How to Organise Your WIP Research

Untitled design (19).png

If you’re working on a historical fiction WIP, then you know better than anyone how convoluted your WIP research can be. There are so many parts that make up a whole, and the less organised you are the more confusing it gets.

I’ve been there and finally, I’ve found a system of organisation that works for me. Before, I looked up what each author was doing to organise their research, and to be honest with you, a lot of their tips were either too vague or didn’t work for me in practice. This way of organising your notes will leave you satisfied that everything is in the right place for you to come back to at anytime, without being confused.

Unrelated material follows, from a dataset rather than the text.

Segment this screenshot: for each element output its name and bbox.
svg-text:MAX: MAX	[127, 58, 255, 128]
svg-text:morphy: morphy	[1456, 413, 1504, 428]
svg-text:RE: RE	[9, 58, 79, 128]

This form of organisation works best for when you’re starting your WIP. As you move through your drafts, of course the way in which you organise and brainstorm your work will change. For the beginning however, this is the best way I can think of.

Get a notebook

Get one notebook per WIP, and label it accordingly. If you’re working on a trilogy or series, then have one notebook per book. Be really strict with yourself here if you’re working across multiple books — you need to make sure you are writing the correct notes in the corresponding book.

Pen your notes

Keep all of your notes in your notebook. Not on your phone, or saved on a word doc, in the notebook. Penning your notes will stop you from a) information overload and b) it will keep everything in the one place. There’s nothing worse than having notes across multiple platforms and trying to remember where a specific note is. If it’s in the notebook, it’s easy to find.

Use a header

At the top of each page in your notebook, use the header to label each page and topic. For example if you’re researching Victorian England, then you might label one page ‘Victorian clothing’ and another ‘Victorian Homes'. In my notebook, I have one page called ‘Etymological Definition of Britain’ and one named ‘Documentary: The Age of Ice’ to help me keep track of what information is where.

Categorising your notes like this with a definite header at the start will help you to find the information later on. This will also force you to keep one page per area of research, so you don’t start jumbling things up. Even dating it will help you to find your notes further down the track.

Now that you’ve got the basic structure, you need to know what to include.

Here are some ideas for where you should begin your WIP research, so you don’t waste time researching every detail under the sun.

Character bios

At the beginning of your research, you might find it helpful to do a character bio for each of your characters. I found it really helpful to pin point my characters and what made them, them!

Here’s a basic structure:

  • Name:

  • Hair colour:

  • Eye colour:

  • Nationality:

  • Language:

  • Age:

  • Clothing style / colour:

You can also include what they’re going to learn during the book — what are their struggles? what are their triumphs? what are they going to overcome? This also helps with pin pointing character motivations and how they will react to events in your story.

Time Period

Historical fiction can be bewildering at times, so make sure you have a specific date in mind for your WIP. Not 1800s or 1300s, be specifc. The more specific you are, the easier your research will be. To give you an example, 1801 is a very different world to 1870. You want to make sure all your historical details are correct so this means choosing a specific date. If you’re not sure, find a major event that has happened in the time period you want to write. You’ll be able to find lots of historical detail on the time period and have a climatic point for your characters to react to.

Location

Be specific about your location too. Another example of difference is the Renaissance. The Renaissance in Italy began in the 1300s, but the German Renaissance began 100 years later in the 1400s. Choose a location that resonates with you, and be sure to always come back to it. I find it helpful to even pick a specific town — that way I can easily find physical places like churches, gardens or mountains, and describe these places in more detail.

Clothing, Houses, Food

Again, specific is best. When you have your time period and location, you’ll be able to discover what your characters wore, where they lived, and what they ate. Did they ride horses, or donkeys? Did they wear tunics or pants? These will all be determined by the time period and the location. It’s very easy to find these specific details when you know what you’re looking for!

Research only what your characters know

This will help you so much when you go to write your WIP. The truth is with historical fiction, you only need to know what your characters know, that’s it. You don’t need to know everything, and it’s worse if you try to because you end up with lots of information that you’ll never include.

Only research what is relevant to your story and your characters. Every time you feel yourself falling down a funnel of research, come back to this.

I hope this helps your WIP research and helps get you started on delving more into your time period. Historical fiction is such a joy to write, even though it requires more effort than other genres. You can really understand more about other cultures, and the world around you, by noticing the finer details.